After the results of your second regression, we were taken aback when you demanded us to make another trip out. This time, when our specialist arrived, you appeared to be under a heavy drug cocktail influence, and were seemingly so astounded that a woman was attending to you that you spent the majority of your session lamenting how regression is a male-dominated field. (I must stress that this is, in fact, not true. There is no data proving any one type of person is more prominent in our extremely small community of licensed Clairvoyance Schoolä graduates.) From there, you claimed your results as a gravedigger to be impossible, because you apparently have “super bad upper body strength” and “the way dead people reek makes you want to barf all over the place.”
After four more regressions, we unveiled your other past lives, peeling back the layers of your personal history as a widowed ferret breeder in the plains of Peru, an orphan who drowned in a hot tub accident, a freelance puzzle cutter during the Ming Dynasty, and, most recently an HR representative in Detroit. That was your final straw. You screamed slurs at one of our company’s founders, threatened legal action due to our “fraudulent assumptions,” and forced him to leave while howling that he should only return when he gets divorced and is ready for a real woman.

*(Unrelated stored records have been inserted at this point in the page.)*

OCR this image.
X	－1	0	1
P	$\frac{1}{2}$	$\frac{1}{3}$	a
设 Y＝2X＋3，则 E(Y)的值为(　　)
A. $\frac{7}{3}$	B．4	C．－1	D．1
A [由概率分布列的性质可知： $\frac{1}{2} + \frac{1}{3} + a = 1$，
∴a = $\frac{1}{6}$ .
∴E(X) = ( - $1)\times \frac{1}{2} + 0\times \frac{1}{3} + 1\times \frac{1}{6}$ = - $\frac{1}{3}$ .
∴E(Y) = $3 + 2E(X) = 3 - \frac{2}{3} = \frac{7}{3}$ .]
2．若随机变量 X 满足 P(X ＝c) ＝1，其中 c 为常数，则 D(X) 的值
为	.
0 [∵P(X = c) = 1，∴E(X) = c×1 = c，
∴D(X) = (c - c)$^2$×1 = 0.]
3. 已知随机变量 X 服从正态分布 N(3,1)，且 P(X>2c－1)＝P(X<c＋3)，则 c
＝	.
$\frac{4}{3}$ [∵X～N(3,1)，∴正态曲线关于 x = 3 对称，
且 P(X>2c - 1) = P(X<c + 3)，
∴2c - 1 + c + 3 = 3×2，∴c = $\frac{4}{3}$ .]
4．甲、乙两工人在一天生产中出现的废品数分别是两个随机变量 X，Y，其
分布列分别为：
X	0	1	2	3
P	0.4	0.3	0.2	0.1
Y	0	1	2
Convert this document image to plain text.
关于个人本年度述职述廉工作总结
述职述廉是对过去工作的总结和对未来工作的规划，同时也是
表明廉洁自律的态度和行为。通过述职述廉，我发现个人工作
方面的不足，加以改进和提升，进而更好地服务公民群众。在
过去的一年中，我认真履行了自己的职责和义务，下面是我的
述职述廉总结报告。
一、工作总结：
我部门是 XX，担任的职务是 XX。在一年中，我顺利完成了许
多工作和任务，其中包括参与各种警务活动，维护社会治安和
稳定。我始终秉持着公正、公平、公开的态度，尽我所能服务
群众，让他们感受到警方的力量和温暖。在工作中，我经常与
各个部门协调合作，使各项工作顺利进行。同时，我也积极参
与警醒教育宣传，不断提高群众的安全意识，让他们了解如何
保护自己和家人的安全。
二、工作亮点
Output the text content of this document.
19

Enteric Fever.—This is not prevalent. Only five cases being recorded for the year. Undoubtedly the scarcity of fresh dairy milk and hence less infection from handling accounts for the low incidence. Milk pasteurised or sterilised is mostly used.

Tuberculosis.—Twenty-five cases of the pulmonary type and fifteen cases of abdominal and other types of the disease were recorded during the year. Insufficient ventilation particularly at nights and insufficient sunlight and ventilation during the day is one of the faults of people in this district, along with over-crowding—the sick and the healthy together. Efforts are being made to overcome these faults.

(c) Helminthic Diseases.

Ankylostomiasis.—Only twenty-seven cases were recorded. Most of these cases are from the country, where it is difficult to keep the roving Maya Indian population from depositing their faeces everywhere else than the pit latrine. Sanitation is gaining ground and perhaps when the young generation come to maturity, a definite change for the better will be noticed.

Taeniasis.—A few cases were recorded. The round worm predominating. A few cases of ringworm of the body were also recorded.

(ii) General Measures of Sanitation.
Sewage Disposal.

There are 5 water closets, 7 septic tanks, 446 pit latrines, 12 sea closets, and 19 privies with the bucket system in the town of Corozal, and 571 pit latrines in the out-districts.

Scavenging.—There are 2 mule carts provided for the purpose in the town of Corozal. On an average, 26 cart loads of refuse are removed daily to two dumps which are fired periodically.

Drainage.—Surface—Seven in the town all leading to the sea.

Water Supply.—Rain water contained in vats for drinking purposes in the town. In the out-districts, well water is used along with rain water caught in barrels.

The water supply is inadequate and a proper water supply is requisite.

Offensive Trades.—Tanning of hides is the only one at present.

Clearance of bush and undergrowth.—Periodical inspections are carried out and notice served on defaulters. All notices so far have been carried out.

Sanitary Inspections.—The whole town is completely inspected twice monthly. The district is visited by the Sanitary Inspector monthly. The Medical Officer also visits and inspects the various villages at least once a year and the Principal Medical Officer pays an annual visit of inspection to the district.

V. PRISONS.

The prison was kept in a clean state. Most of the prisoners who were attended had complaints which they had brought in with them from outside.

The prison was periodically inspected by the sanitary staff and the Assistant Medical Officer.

However, despite your unsatisfactory results, I write bearing great news! After you required all six of our guides to lead your 40-pound Calico, Booger, through brief journeys as some sort of continual series on your Instagram Story, we made a staggering discovery. I am thrilled to inform you that his results show, to our great surprise, he is the current soul container for Abraham Lincoln. Due to our strict protocol, we’ve contacted the Smithsonian, who should be in touch within the next 24 hours about sequestering Booger. Do not try to run. While you were pounding Xanax bars during our final visit, we planted a microchip in Booger’s bloodstream to track his whereabouts. Please don’t view this as a loss, for we plan to cryopreserve his brain, and have attached a pamphlet regarding the taxidermy process that will follow his immediate extermination upon arrival at the center.
Thank you again, for choosing our services, and for your Booger’s great contribution to our country’s history.